Rough Seas Ahead of Robo-advisors?
The Massachusetts Securities Division (the “Division”) recently published an interesting statement on Robo-advisers seeking state investment adviser registration in Massachusetts. Robo-advisers have flooded the market offering low-cost portfolio management through web-based applications where clients can populate a brief questionnaire which develops a risk tolerance used to direct investments, most often in Exchange-Traded Funds (“ETFs”). Robo-advisers fall under the category of “investment advisers,” which by definition owe a fiduciary duty of care and loyalty to their clients. However, the Division cautions that Robo-advisors may fall short on several key obligations that must be fulfilled by all investment advisors.
The Division noted some of the key differences between traditional investment advisers and Robo-advisers are as follows:
|Traditional Investment Advisers||Robo-advisers|
|Meet with and gather information from clients as part of a due diligence process||Do not meet with or conduct significant (or any) due diligence on a client|
|Provide personalized investment advice to clients with an eye to the information gathered||Provide investment advice that is minimally personalized|
|Use gathered information to make appropriate investment decisions on clients’ behalf||May fail to meet the high standard of care that is imposed on the appropriateness of investment advisers’ investment decision-making|
|Act in the best interests of his or her clients, unless otherwise disclosed||Specifically decline the obligation to act in a client’s best interests|
The Division has several concerns with the task of information collecting that is performed by Robo-advisors. Specifically, the brief questionnaire completed by clients often fails to inquire about outside holdings as well as tax, distribution, and income needs. These elements are considered essential in creating a financial profile for each client. Robo-Advisers often attempt to use disclaimers to avoid these duties, which shift the burden to the client and classify themselves as “portfolio managers” rather than “financial planners” or “wealth managers.”

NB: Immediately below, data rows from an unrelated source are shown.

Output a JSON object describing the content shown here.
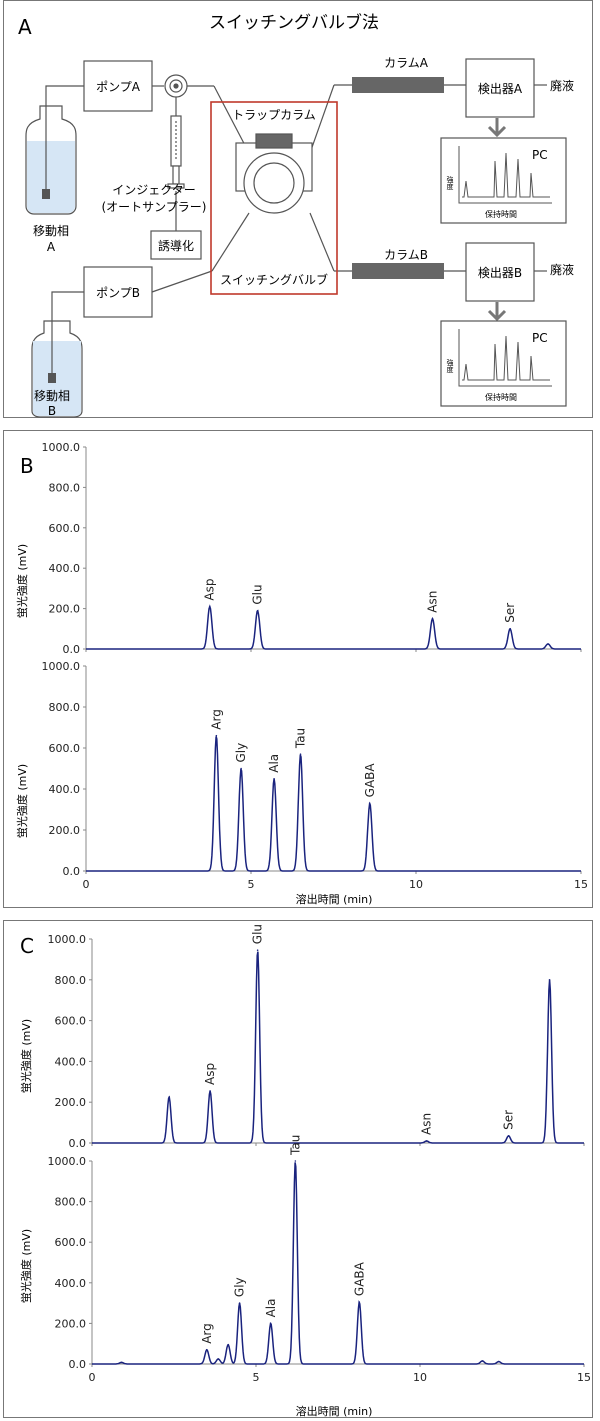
{
  "panel_a": {
    "letter": "A",
    "title": "スイッチングバルブ法",
    "pump_a": "ポンプA",
    "pump_b": "ポンプB",
    "mobile_a": "移動相",
    "mobile_a2": "A",
    "mobile_b": "移動相",
    "mobile_b2": "B",
    "injector": "インジェクター",
    "autosampler": "(オートサンプラー)",
    "derivatization": "誘導化",
    "trap_column": "トラップカラム",
    "switching_valve": "スイッチングバルブ",
    "column_a": "カラムA",
    "column_b": "カラムB",
    "detector_a": "検出器A",
    "detector_b": "検出器B",
    "waste_a": "廃液",
    "waste_b": "廃液",
    "pc_a": "PC",
    "pc_b": "PC",
    "pc_ylabel": "強度",
    "pc_xlabel": "保持時間",
    "colors": {
      "highlight": "#c0392b",
      "column": "#666666",
      "liquid": "#d6e6f5"
    }
  },
  "panel_b": {
    "letter": "B",
    "ylabel_top": "蛍光強度 (mV)",
    "ylabel_bottom": "蛍光強度 (mV)",
    "xlabel": "溶出時間 (min)",
    "y_ticks": [
      "1000.0",
      "800.0",
      "600.0",
      "400.0",
      "200.0",
      "0.0"
    ],
    "x_ticks": [
      "0",
      "5",
      "10",
      "15"
    ]
  },
  "panel_c": {
    "letter": "C",
    "ylabel_top": "蛍光強度 (mV)",
    "ylabel_bottom": "蛍光強度 (mV)",
    "xlabel": "溶出時間 (min)",
    "y_ticks": [
      "1000.0",
      "800.0",
      "600.0",
      "400.0",
      "200.0",
      "0.0"
    ],
    "x_ticks": [
      "0",
      "5",
      "10",
      "15"
    ]
  },
  "chart_data": [
    {
      "type": "line",
      "panel": "B-upper",
      "ylabel": "蛍光強度 (mV)",
      "ylim": [
        0,
        1000
      ],
      "xlim": [
        0,
        15
      ],
      "peaks": [
        {
          "label": "Asp",
          "x": 3.75,
          "y": 210
        },
        {
          "label": "Glu",
          "x": 5.2,
          "y": 190
        },
        {
          "label": "Asn",
          "x": 10.5,
          "y": 150
        },
        {
          "label": "Ser",
          "x": 12.85,
          "y": 100
        },
        {
          "label": "",
          "x": 14.0,
          "y": 25
        }
      ]
    },
    {
      "type": "line",
      "panel": "B-lower",
      "ylabel": "蛍光強度 (mV)",
      "xlabel": "溶出時間 (min)",
      "ylim": [
        0,
        1000
      ],
      "xlim": [
        0,
        15
      ],
      "peaks": [
        {
          "label": "Arg",
          "x": 3.95,
          "y": 660
        },
        {
          "label": "Gly",
          "x": 4.7,
          "y": 500
        },
        {
          "label": "Ala",
          "x": 5.7,
          "y": 450
        },
        {
          "label": "Tau",
          "x": 6.5,
          "y": 570
        },
        {
          "label": "GABA",
          "x": 8.6,
          "y": 330
        }
      ]
    },
    {
      "type": "line",
      "panel": "C-upper",
      "ylabel": "蛍光強度 (mV)",
      "ylim": [
        0,
        1000
      ],
      "xlim": [
        0,
        15
      ],
      "peaks": [
        {
          "label": "",
          "x": 2.35,
          "y": 225
        },
        {
          "label": "Asp",
          "x": 3.6,
          "y": 255
        },
        {
          "label": "Glu",
          "x": 5.05,
          "y": 945
        },
        {
          "label": "Asn",
          "x": 10.2,
          "y": 10
        },
        {
          "label": "Ser",
          "x": 12.7,
          "y": 35
        },
        {
          "label": "",
          "x": 13.95,
          "y": 800
        }
      ]
    },
    {
      "type": "line",
      "panel": "C-lower",
      "ylabel": "蛍光強度 (mV)",
      "xlabel": "溶出時間 (min)",
      "ylim": [
        0,
        1000
      ],
      "xlim": [
        0,
        15
      ],
      "peaks": [
        {
          "label": "",
          "x": 0.9,
          "y": 8
        },
        {
          "label": "Arg",
          "x": 3.5,
          "y": 70
        },
        {
          "label": "",
          "x": 3.85,
          "y": 25
        },
        {
          "label": "",
          "x": 4.15,
          "y": 95
        },
        {
          "label": "Gly",
          "x": 4.5,
          "y": 300
        },
        {
          "label": "Ala",
          "x": 5.45,
          "y": 200
        },
        {
          "label": "Tau",
          "x": 6.2,
          "y": 1000
        },
        {
          "label": "GABA",
          "x": 8.15,
          "y": 305
        },
        {
          "label": "",
          "x": 11.9,
          "y": 15
        },
        {
          "label": "",
          "x": 12.4,
          "y": 12
        }
      ]
    }
  ]
}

Further, the Division has concerns related to the lack of personal touch and on-going monitoring of accounts. Investment selections are made solely based on the brief questionnaire and changes can potentially only be made after client intervention. Using an online platform, the adviser has no way of knowing whether a client suffers from diminished capacity or if the actual client populated the questionnaire. Also, Robo-advisers attempt to shift the burden of on-going due diligence to the client by including contractual language that requires the client to notify the Robo-adviser of any change in his or her financial situation. Although this language is not uncommon in traditional Investment Adviser contracts, it is problematic considering that Robo-advisors do not have annual meetings with their clients and do not know their clients personally.

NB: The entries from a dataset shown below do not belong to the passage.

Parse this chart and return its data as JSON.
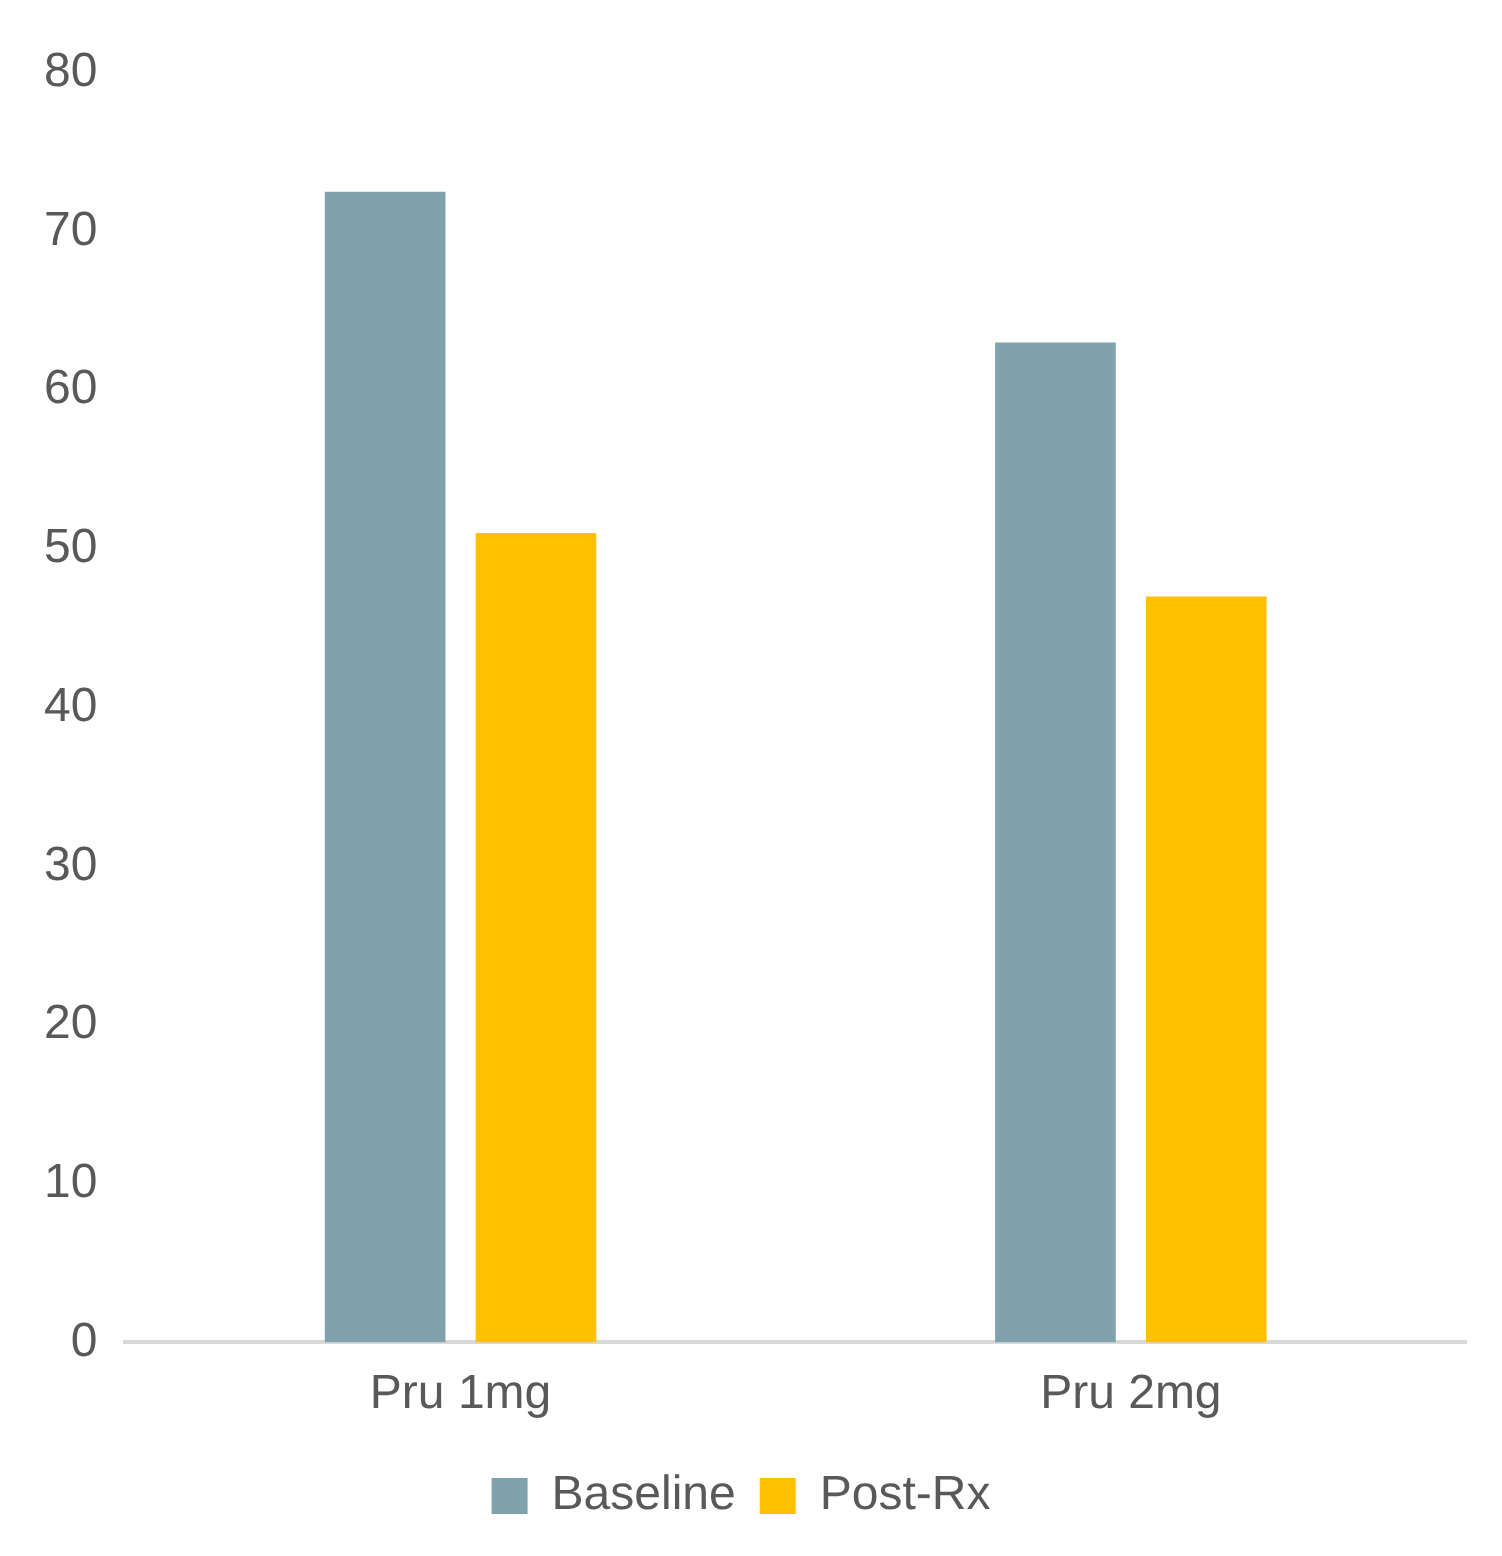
{
  "chart_data": {
    "type": "bar",
    "categories": [
      "Pru 1mg",
      "Pru 2mg"
    ],
    "series": [
      {
        "name": "Baseline",
        "color": "#7fa2ac",
        "values": [
          72.5,
          63
        ]
      },
      {
        "name": "Post-Rx",
        "color": "#ffc000",
        "values": [
          51,
          47
        ]
      }
    ],
    "ylim": [
      0,
      80
    ],
    "yticks": [
      0,
      10,
      20,
      30,
      40,
      50,
      60,
      70,
      80
    ],
    "grid": false,
    "legend": "bottom"
  }
}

Based on these issues, some question whether Robo-advisors should be classified as broker-dealers or mutual funds.
Fiduciary Duty and Disclaimers
Several Robo-advisors attempt to avoid their fiduciary duty with disclosure language. For example, a Robo-advisor may include language such as: “the client is responsible for determining that investments are in the best interest of his or her financial needs”, “the client is responsible for notifying the advisor for any changes in financial circumstances”, and/or “the advisor is not responsible for account losses.”
The Division points that while federal law does permit advisers to disclaim certain aspects of their fiduciary duty of client, such as a conflict of interest, a full disclaimer of fiduciary duty would never be permissible.
Any industry professional has most likely had some of the same thoughts and concerns that the Division published. However, it is my belief that the Division’s opinion was slanted in that it failed to mention a few key points.
Several of the issues noted throughout the statement are not unique to Robo-advisors – most broker-dealers and traditional advisory firms permit online accounts that lack the human element. These firms along with Robo-advisors need to develop a process to ensure that clients are in-fact entering information and that the clients are not suffering from diminished capacity.
It is clear that regardless of the fee charged, investment advisers have a fiduciary duty to their client. That being said, the Division failed to point out that Robo-advisor fees are often substantially less than those charged by traditional advisors, most often 10-20% percent of the fees that traditional advisors charge. The clients using these online-applications understand that they are not getting personalized service because of this reduced fee.
The Division cautions that it will scrutinize Robo-advisor firms filing for state registration. However, most Robo-advisors are SEC registered as large investment advisors, internet advisers, or as multi-state advisors. As such, the Division will likely have to defer to the SEC for enforcement on this matter.
Red Oak will continue to monitor the regulatory landscape and issue updates as other states or the SEC offer guidance on how Robo-advisors must fulfill their fiduciary duty to their clients.